It's Matsuzaki, the guy that sits diagonally behind me in class. He isn't a special guy, but rather basic. Matsuzaki has brownish-black hair, average height, and a mole next to his right eye. I only know this because I have seen him almost every day since age of five. You see, our parents are very close, so we didn't have a choice. But I don't think Matsuzaki likes me the way I like him. Of course, he is incredibly nice and friendly, so he is quite popular despite being average-looking.On the other hand, I prefer to stay home with my cats all day. All I could do was stare behind him at a small crowd of girls swirling around him. But I am not jealous, definitely not. Being as friendly and pleasant as him, anyone could have many friends. Even with all those friends, he still takes time to help at my parents' restaurant. I am jealous of him; more or so, I admire him.Before you think I'm a loner, I want to clarify that I have other friends. My best friend Eri is also a really fantastic person. She is really good at basketball and painting. What a talented girl, but every time I compliment her, she rejects it, which annoys me. I guess I really admire the people around me.
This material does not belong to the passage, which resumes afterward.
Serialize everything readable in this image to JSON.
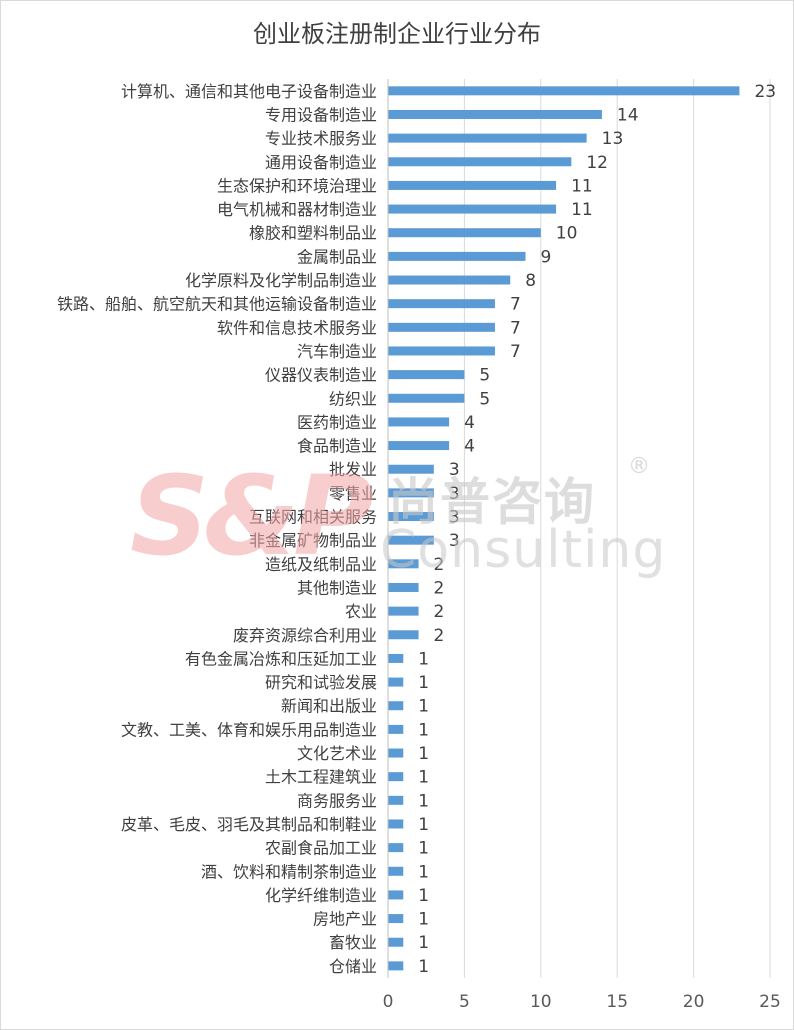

Every day at 6 pm, I would hear a knock on my room door. It has always been Matsuzaki, but since I met Eri, she has also shown up a lot. One day in the middle of the 2nd year of middle school, Eri asked me in my room. "Nako, do you have a crush?" A little image of Matsuzaki appeared in my head, but I shook it away. "No, I don't," I responded clearly. Then Eri asked me, "What do you think of Matsuzaki?" I froze for a second, thinking of an answer. Eri still doesn't know that Matsuzaki is my childhood friend, and if I replied incorrectly, it would do harm. "So?" I didn't know I was thinking silently for over 5 minutes. "Um, anyways…" Phew, Eri changed the topic. I really wanted to tell Eri about my feelings for him. She has been such a loyal friend ever since the start of middle school; she deserves to know.
This sounds stereotypical, but Matsuzaki gets along with my parents exceptionally well. It's scary because he could easily replace me as the Ishikawa family's son. My mom calls him by his nickname Matsu, a shorter version of his name. Matsu usually helps out with washing and cutting the veggies; that's what he is best at. That's what I am worst at. Once, I washed and cut veggies so horribly that my parents had to eat carrots with dirt still on them. Unfortunately, my parent's passion for cooking was not passed down to me. I remember clearly that when Matsu and I were six, we had a cooking competition. The result was obvious, so I'll skip it. The cooking competition was to see who would cook the best tamagoyaki for my parents. Six-year-old me thought it would be a good idea to add two tablespoons of salt to a single tamagoyaki.As expected, Matsu won the competition, and I was devastated for days. I had yet to learn the difference between salt/sugar and tablespoon/teaspoon. Matsu's tamagoyaki was ordinary looking; I think this is what they mean when they say "simple is best." Those ordinary-tasting tamagoyaki made me tear up even more from the loss. Matsu ran to the table, snatched a tissue, and ran over to me. Silently, he gently dabbed the tears off my chubby round face. He smiled at me and said, "I'll help you next time."
That's probably when my feelings for him blossomed.